Dr. MacLeod: At the meeting I was at in Winnipeg on standards for research in child health, there was a lot of discussion about what people nowadays are calling "waste" in clinical research. Again, with the benefit of hindsight, it is easy to see there are many studies and trials being done that were not worth doing. The problem is judging that in advance.
The Chair: To the frustration of their investors and the company who sponsored.
Dr. MacLeod: We were told in Winnipeg that there are 1.5 million publications a year on clinical issues around the world. That is a lot of publications and clearly we could be fine with many less, including fewer trials.
The Chair: Thank you very much. We have had a lot of questions about why Canada is not better organized in these areas. In fact, it came up here today in different areas early on. I thought I would give you an anecdotal experience that I had a number of years ago. There was a premier of Nova Scotia who was a medical doctor and was very interested in trying to get this kind of activity going in Atlantic Canada, and trying to pull together the Atlantic Canadian opportunity with regard to clinical trials. Dr. John Savage was the premier. He managed to get a group of hospitals and leading practitioners from across Atlantic Canada to come to Nova Scotia for a weekend meeting, and he asked me to chair.
My observation was that there was incredible friction among the different hospitals in Atlantic Canada at that time with regard to any possible cooperation on anything that might lead to another dollar coming in to someone's coffers. I did not see a lot more cooperation expressed among a number of the participants with regard to their enthusiasm for getting together, even though Dr. Savage had some advisers. Of course he was very knowledgeable in a lot of these areas and there are subsets of the population with particular genetic characteristics in Atlantic Canada for which there might have been particular opportunities with regard to clinical trials.
I have been encouraged by the evidence we are hearing here before us that we have moved a little bit forward, but in terms of organizing this balkanized country, even in an area of such obvious potential benefit to us, both economically and to the benefit of our citizens, we still have a ways to go.
Honourable senators, before I thank our witnesses on your behalf, there is a piece of information that I have to read into the record according to the Rules of the Senate, and so I will now so do.
Honourable senators, this morning Senator Merchant made a written declaration of private interest regarding the special study on prescription pharmaceuticals in Canada.
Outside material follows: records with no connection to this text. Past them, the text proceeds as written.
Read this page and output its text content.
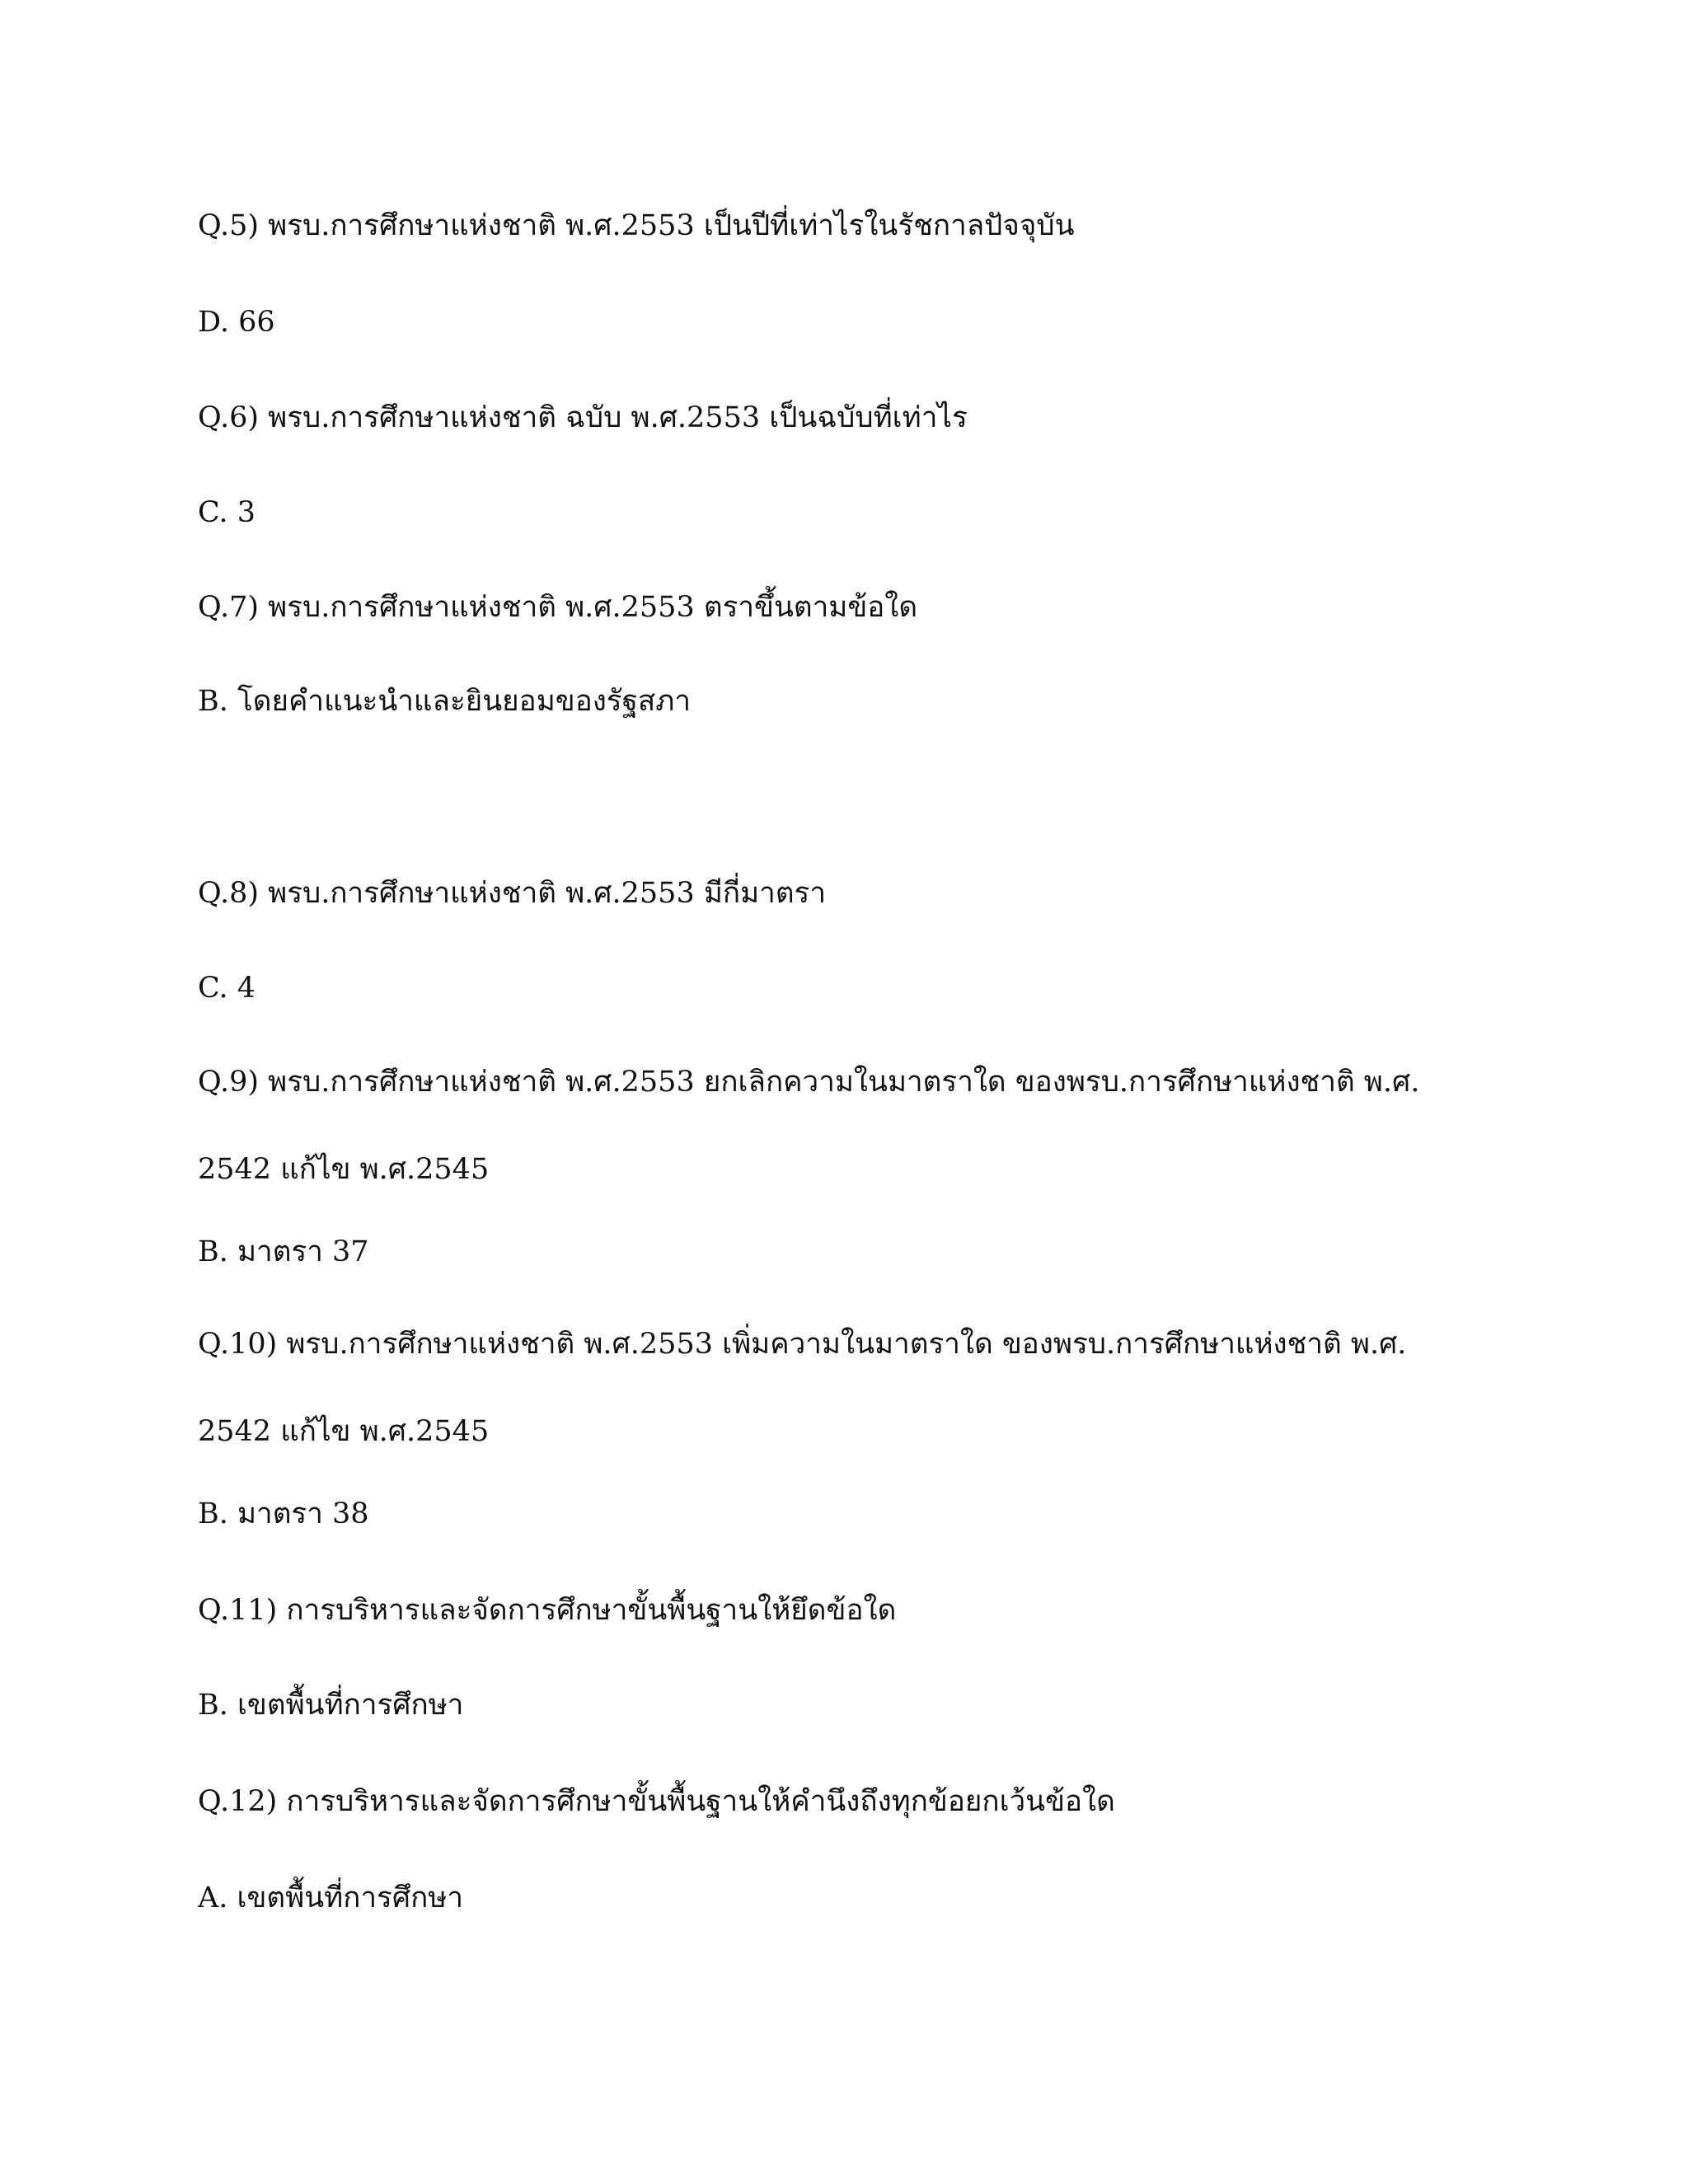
Q.5) พรบ.การศึกษาแห่งชาติ พ.ศ.2553 เป็นปีที่เท่าไรในรัชกาลปัจจุบัน

D. 66

Q.6) พรบ.การศึกษาแห่งชาติ ฉบับ พ.ศ.2553 เป็นฉบับที่เท่าไร

C. 3

Q.7) พรบ.การศึกษาแห่งชาติ พ.ศ.2553 ตราขึ้นตามข้อใด

B. โดยคำแนะนำและยินยอมของรัฐสภา

Q.8) พรบ.การศึกษาแห่งชาติ พ.ศ.2553 มีกี่มาตรา

C. 4

Q.9) พรบ.การศึกษาแห่งชาติ พ.ศ.2553 ยกเลิกความในมาตราใด ของพรบ.การศึกษาแห่งชาติ พ.ศ. 2542 แก้ไข พ.ศ.2545

B. มาตรา 37

Q.10) พรบ.การศึกษาแห่งชาติ พ.ศ.2553 เพิ่มความในมาตราใด ของพรบ.การศึกษาแห่งชาติ พ.ศ. 2542 แก้ไข พ.ศ.2545

B. มาตรา 38

Q.11) การบริหารและจัดการศึกษาขั้นพื้นฐานให้ยึดข้อใด

B. เขตพื้นที่การศึกษา

Q.12) การบริหารและจัดการศึกษาขั้นพื้นฐานให้คำนึงถึงทุกข้อยกเว้นข้อใด

A. เขตพื้นที่การศึกษา
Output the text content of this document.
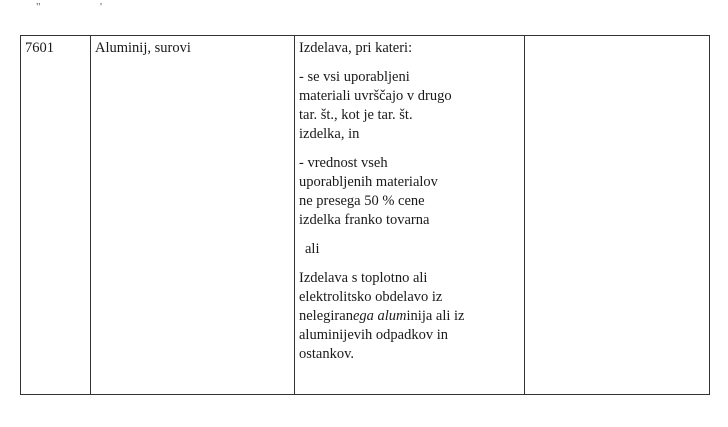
"	'
7601	Aluminij, surovi	Izdelava, pri kateri:
- se vsi uporabljeni
materiali uvrščajo v drugo
tar. št., kot je tar. št.
izdelka, in
- vrednost vseh
uporabljenih materialov
ne presega 50 % cene
izdelka franko tovarna
ali
Izdelava s toplotno ali
elektrolitsko obdelavo iz
nelegiranega aluminija ali iz
aluminijevih odpadkov in
ostankov.
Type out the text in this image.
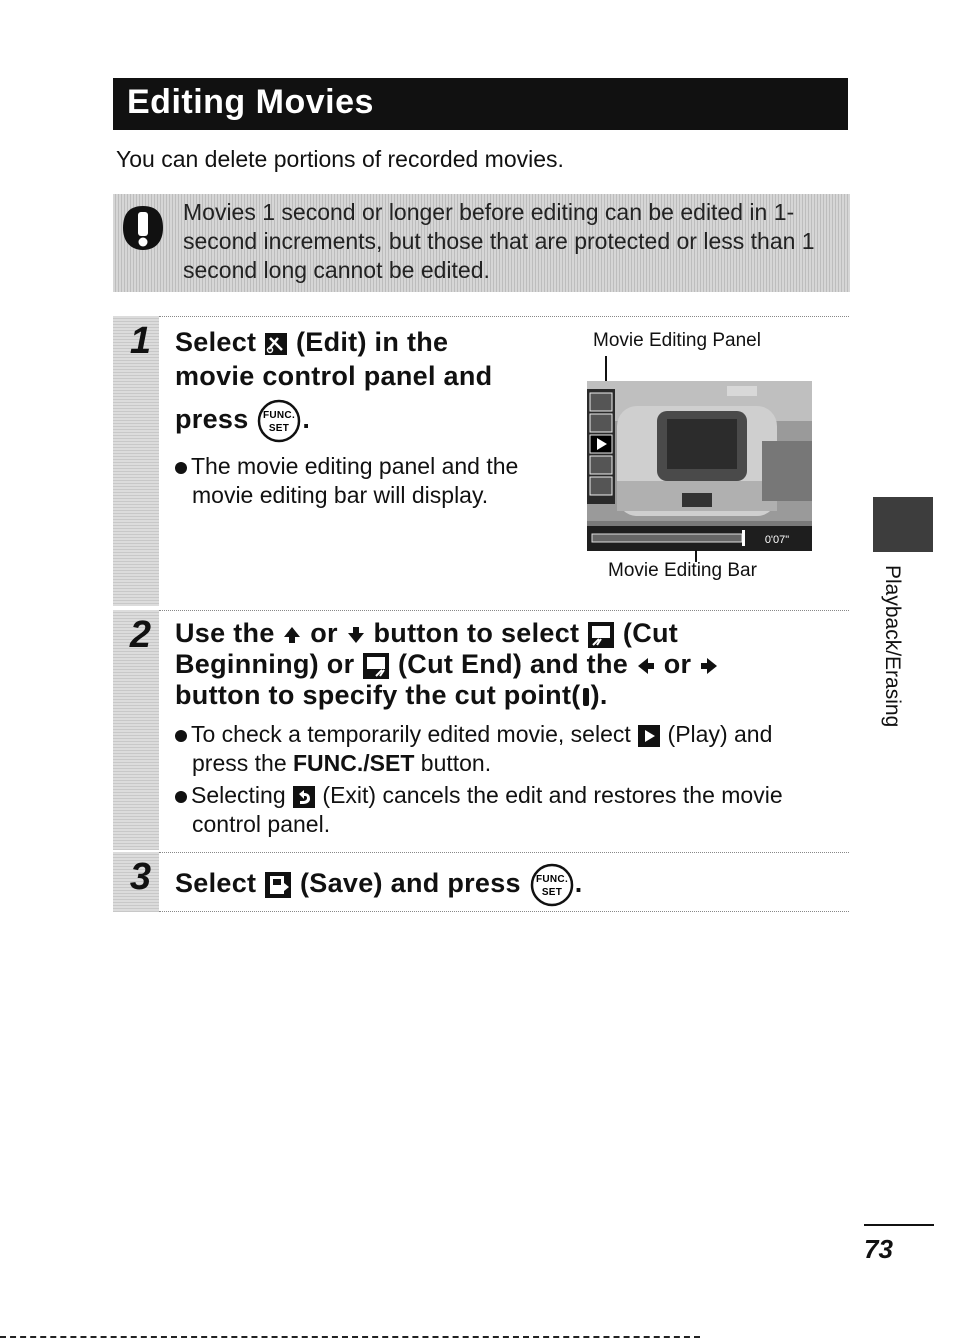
Editing Movies
You can delete portions of recorded movies.
Movies 1 second or longer before editing can be edited in 1-second increments, but those that are protected or less than 1 second long cannot be edited.
1 Select (Edit) in the
movie control panel and
press FUNC.
SET .
The movie editing panel and the
movie editing bar will display.
Movie Editing Panel
0'07"
Movie Editing Bar
2 Use the or button to select (Cut
Beginning) or (Cut End) and the or
button to specify the cut point( ).
To check a temporarily edited movie, select (Play) and
press the FUNC./SET button.
Selecting (Exit) cancels the edit and restores the movie
control panel.
3 Select (Save) and press FUNC.
SET .
Playback/Erasing
73
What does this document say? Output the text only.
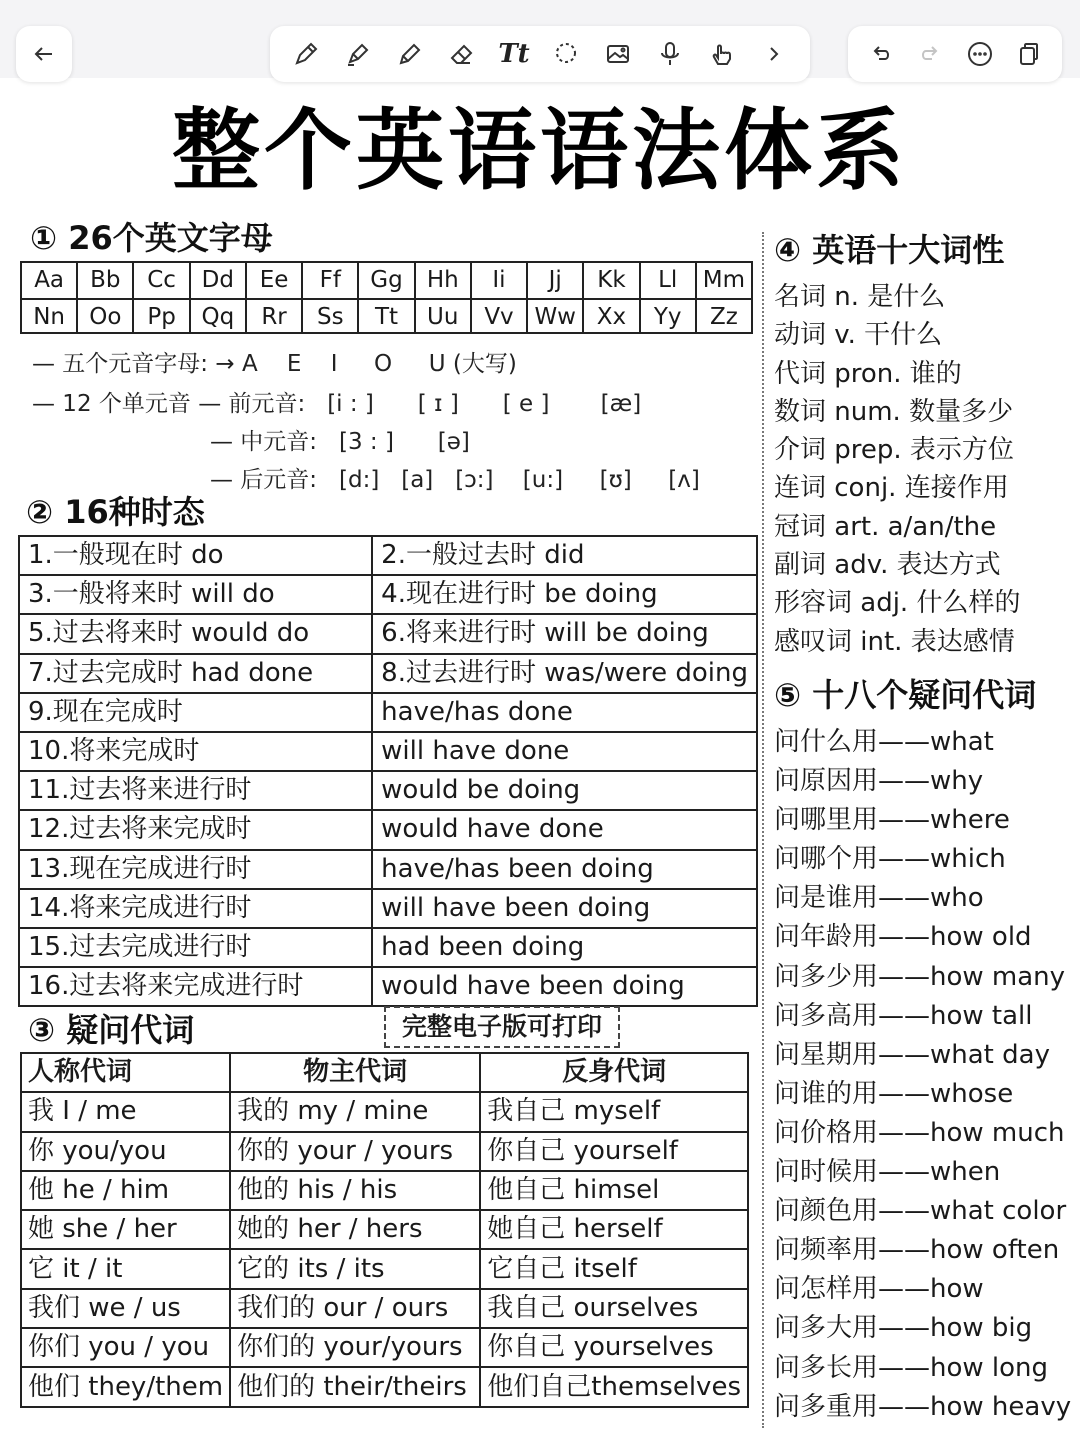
Tt
整个英语语法体系
① 26个英文字母
Aa	Bb	Cc	Dd	Ee	Ff	Gg	Hh	Ii	Jj	Kk	Ll	Mm
Nn	Oo	Pp	Qq	Rr	Ss	Tt	Uu	Vv Ww Xx	Yy	Zz
— 五个元音字母: → A    E    I     O     U (大写)
— 12 个单元音 — 前元音:   [i : ]      [ ɪ ]      [ e ]       [æ]
— 中元音:   [3 : ]      [ə]
— 后元音:   [d:]   [a]   [ɔ:]    [u:]     [ʊ]     [ʌ]
② 16种时态
1.一般现在时 do	2.一般过去时 did
3.一般将来时 will do	4.现在进行时 be doing
5.过去将来时 would do	6.将来进行时 will be doing
7.过去完成时 had done	8.过去进行时 was/were doing
9.现在完成时	have/has done
10.将来完成时	will have done
11.过去将来进行时	would be doing
12.过去将来完成时	would have done
13.现在完成进行时	have/has been doing
14.将来完成进行时	will have been doing
15.过去完成进行时	had been doing
16.过去将来完成进行时	would have been doing
③ 疑问代词	完整电子版可打印
人称代词	物主代词	反身代词
我 I / me	我的 my / mine	我自己 myself
你 you/you	你的 your / yours	你自己 yourself
他 he / him	他的 his / his	他自己 himsel
她 she / her	她的 her / hers	她自己 herself
它 it / it	它的 its / its	它自己 itself
我们 we / us	我们的 our / ours	我自己 ourselves
你们 you / you	你们的 your/yours	你自己 yourselves
他们 they/them	他们的 their/theirs	他们自己themselves
④ 英语十大词性
名词 n. 是什么
动词 v. 干什么
代词 pron. 谁的
数词 num. 数量多少
介词 prep. 表示方位
连词 conj. 连接作用
冠词 art. a/an/the
副词 adv. 表达方式
形容词 adj. 什么样的
感叹词 int. 表达感情
⑤ 十八个疑问代词
问什么用——what
问原因用——why
问哪里用——where
问哪个用——which
问是谁用——who
问年龄用——how old
问多少用——how many
问多高用——how tall
问星期用——what day
问谁的用——whose
问价格用——how much
问时候用——when
问颜色用——what color
问频率用——how often
问怎样用——how
问多大用——how big
问多长用——how long
问多重用——how heavy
In accordance with rule 32.1, the declaration shall be recorded in the minutes of proceedings of the committee.
That is the end of my required intervention according to the Rules of the Senate.
Having done that, I want to thank all of you. This has been a very good session. I appreciate your frankness and the depth of knowledge that you have brought to us. Even though you have a lot of similar interests, you have brought us a breadth of experience today. I hope you recognize from my colleagues their appreciation of your testimony today. On their behalf, I want to thank you for appearing before us today. I encourage you that if something occurs to you after leaving here, one of those unique examples, the kind of thing where you say, "I wish I thought of that particular example;" or if there are additional points that you want to get to us that we would benefit from, unless the evidence is before us we are not allowed to use it. I would appeal to you to think about that and to contact us through the clerk.
With that, I declare the meeting adjourned.